All's well that ends well
COEUR d’ALENE — The hot and dry weather last month that pushed the city’s wells to capacity has officials more fervently hunting for a new well site.
The city pumped 41 million gallons of water Aug. 3, just a few million gallons shy of its 44 million gallon daily limit.
And although its 10 wells hummed quietly without interruption last month as mists of spray greened the lawns around Coeur d’Alene, water superintendent Terry Pickel and his staff were faced with an anomaly.
The city had never pumped so much water in one day.
Despite the irregularity, Pickel said, his department is on track for a new well slated to be drilled somewhere between 2018 and 2020, he said.
“We’re still there,” he said. “We’re just pumping a little harder than we thought.”
The city had considered a well site on the 600 block of West Neider Avenue, but a test well showed underground sand and silt, which impedes water flow and requires a filter.

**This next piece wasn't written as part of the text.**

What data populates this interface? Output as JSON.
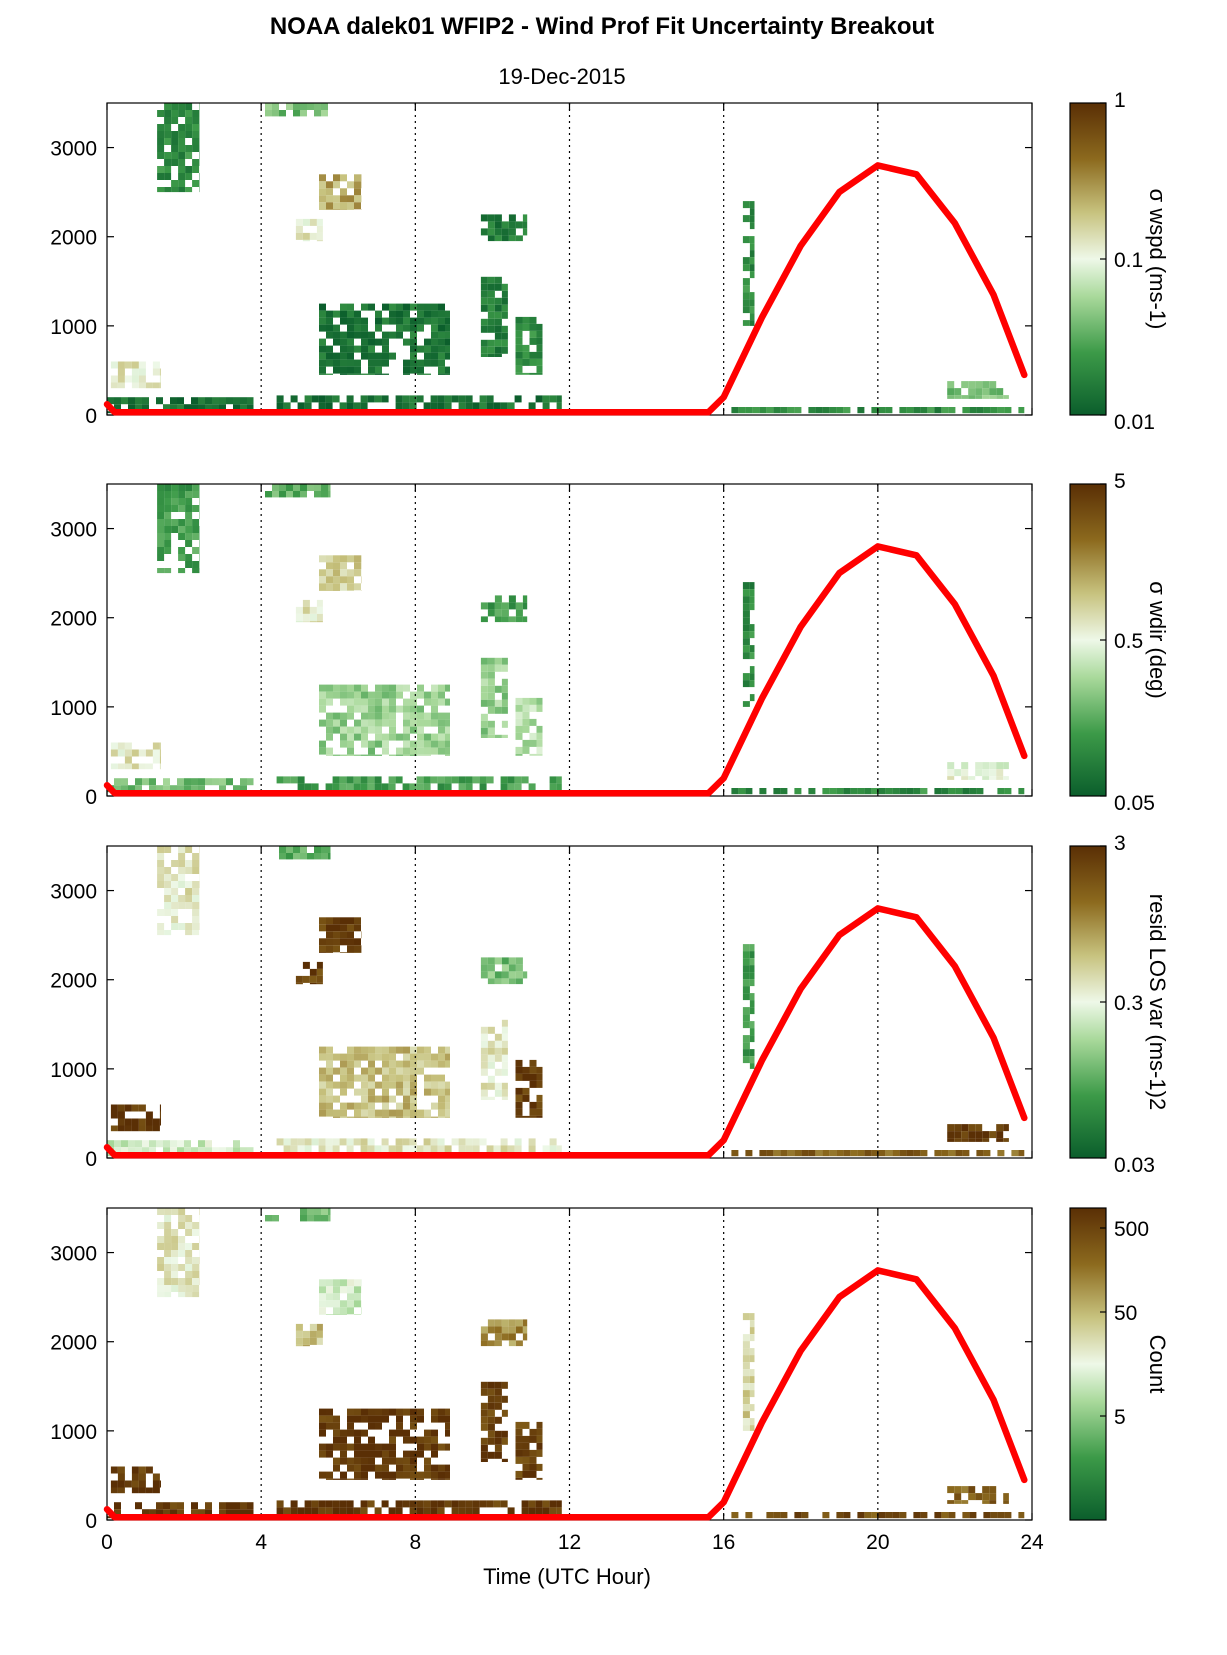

At Tuesday’s City Council meeting, Pickel recommended surplusing the .82-acre property, which is valued around $45,000. Instead, the city has tapped a site the city owns on Huetter Road at the intersection of Big Sky Drive.
“We’re looking at other sites, to do test wells,” he said. “If things keep going the way they are going, we’ll be out of our capacity here shortly.”

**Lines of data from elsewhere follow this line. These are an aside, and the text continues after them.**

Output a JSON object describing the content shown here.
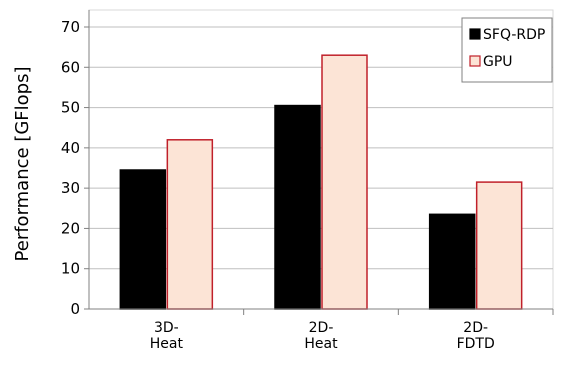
{
  "chart_data": {
    "type": "bar",
    "categories": [
      [
        "3D-",
        "Heat"
      ],
      [
        "2D-",
        "Heat"
      ],
      [
        "2D-",
        "FDTD"
      ]
    ],
    "series": [
      {
        "name": "SFQ-RDP",
        "values": [
          34.5,
          50.5,
          23.5
        ],
        "fill": "#000000",
        "stroke": "#000000"
      },
      {
        "name": "GPU",
        "values": [
          42,
          63,
          31.5
        ],
        "fill": "#fce4d6",
        "stroke": "#c0202a"
      }
    ],
    "title": "",
    "xlabel": "",
    "ylabel": "Performance [GFlops]",
    "ylim": [
      0,
      70
    ],
    "yticks": [
      0,
      10,
      20,
      30,
      40,
      50,
      60,
      70
    ],
    "grid": true,
    "legend_position": "top-right"
  }
}
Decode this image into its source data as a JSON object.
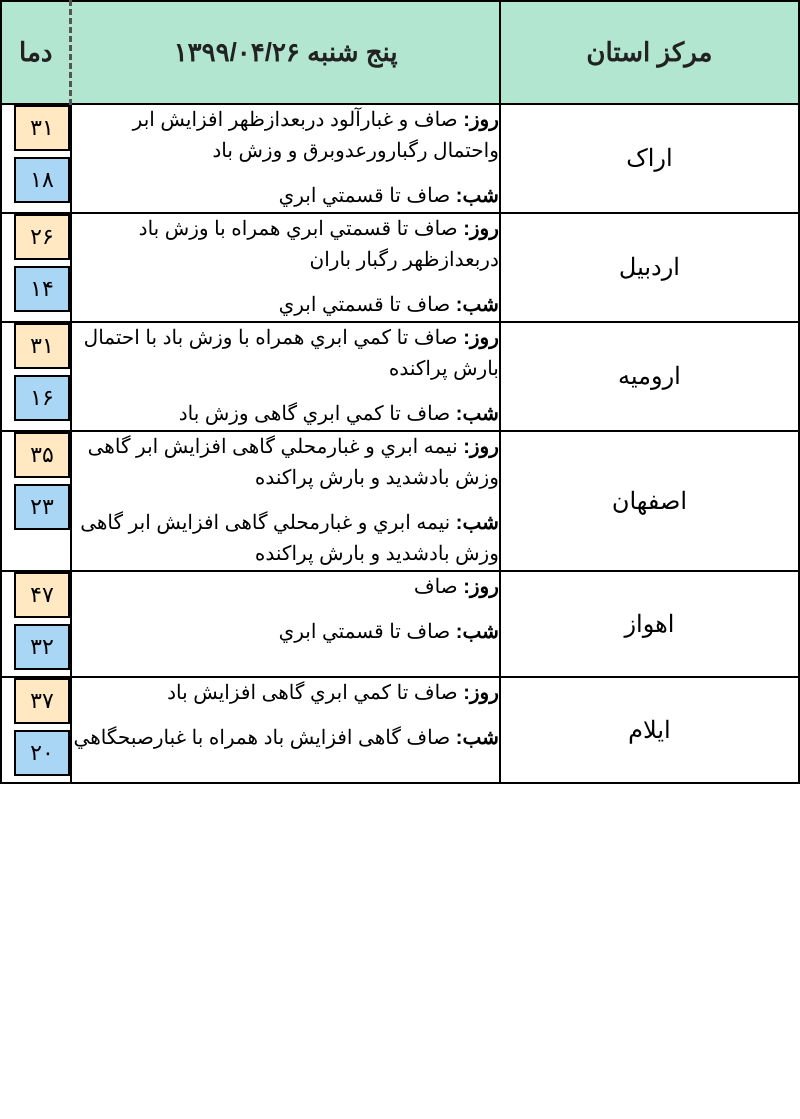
{
  "header": {
    "province_label": "مرکز استان",
    "date_label": "پنج شنبه ۱۳۹۹/۰۴/۲۶",
    "temp_label": "دما"
  },
  "labels": {
    "day": "روز:",
    "night": "شب:"
  },
  "colors": {
    "header_bg": "#b3e6d1",
    "high_bg": "#ffe8c2",
    "low_bg": "#a9d6f5",
    "border": "#000000",
    "dash": "#555555"
  },
  "rows": [
    {
      "province": "اراک",
      "day": "صاف و غبارآلود دربعدازظهر افزایش ابر واحتمال رگبارورعدوبرق و وزش باد",
      "night": "صاف تا قسمتي ابري",
      "high": "۳۱",
      "low": "۱۸"
    },
    {
      "province": "اردبیل",
      "day": "صاف تا قسمتي ابري همراه با وزش باد دربعدازظهر رگبار باران",
      "night": "صاف تا قسمتي ابري",
      "high": "۲۶",
      "low": "۱۴"
    },
    {
      "province": "ارومیه",
      "day": "صاف تا كمي ابري همراه با وزش باد با احتمال بارش پراكنده",
      "night": "صاف تا كمي ابري گاهی وزش باد",
      "high": "۳۱",
      "low": "۱۶"
    },
    {
      "province": "اصفهان",
      "day": "نيمه ابري و غبارمحلي گاهی افزایش ابر گاهی وزش بادشدید و بارش پراكنده",
      "night": "نيمه ابري و غبارمحلي گاهی افزایش ابر گاهی وزش بادشدید و بارش پراكنده",
      "high": "۳۵",
      "low": "۲۳"
    },
    {
      "province": "اهواز",
      "day": "صاف",
      "night": "صاف تا قسمتي ابري",
      "high": "۴۷",
      "low": "۳۲"
    },
    {
      "province": "ایلام",
      "day": "صاف تا كمي ابري گاهی افزایش باد",
      "night": "صاف گاهی افزایش باد همراه با غبارصبحگاهي",
      "high": "۳۷",
      "low": "۲۰"
    }
  ]
}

Pickel proposed adding a 2,000-gallon-per-minute booster station to a well near Best Avenue.
Dedicating property for well sites has become more difficult as the city grows, Pickle said. Because it lies near the far northwest edge of the town, the Huetter site could make pumping a challenge.
The city pumps water from the Rathdrum Prairie Aquifer, an underground river that daily carries an estimated 600 million gallons of water from beneath Lake Pend Oreille to Spokane.
The city on average pumps seven million gallons from the aquifer in winter using two wells and usually peaks around 32 million gallons per day from 10 wells in summer.
“We’ve been inching up slowly,” Pickel said.
During the 2015 to 2016 fiscal year the city pumped more than four billion gallons from the aquifer.
New construction that includes irrigation has pushed the limits of summer use. Pickel said his department is encouraging the use of conservation systems that measure moisture, instead of free-flowing lawn, and green-space irrigation systems. The school district is the city’s biggest water user, he said.
The City Council Tuesday opted to pay for a water rate study to determine what increases are required to fund operations and maintenance along with capitalization fee increases for future projects.
The last study five years ago used projections that did not come to fruition because of a stymied economy, council member Dan Gookin said.
“Yes, this is necessary,” Gookin said. “Their projections were pretty off.”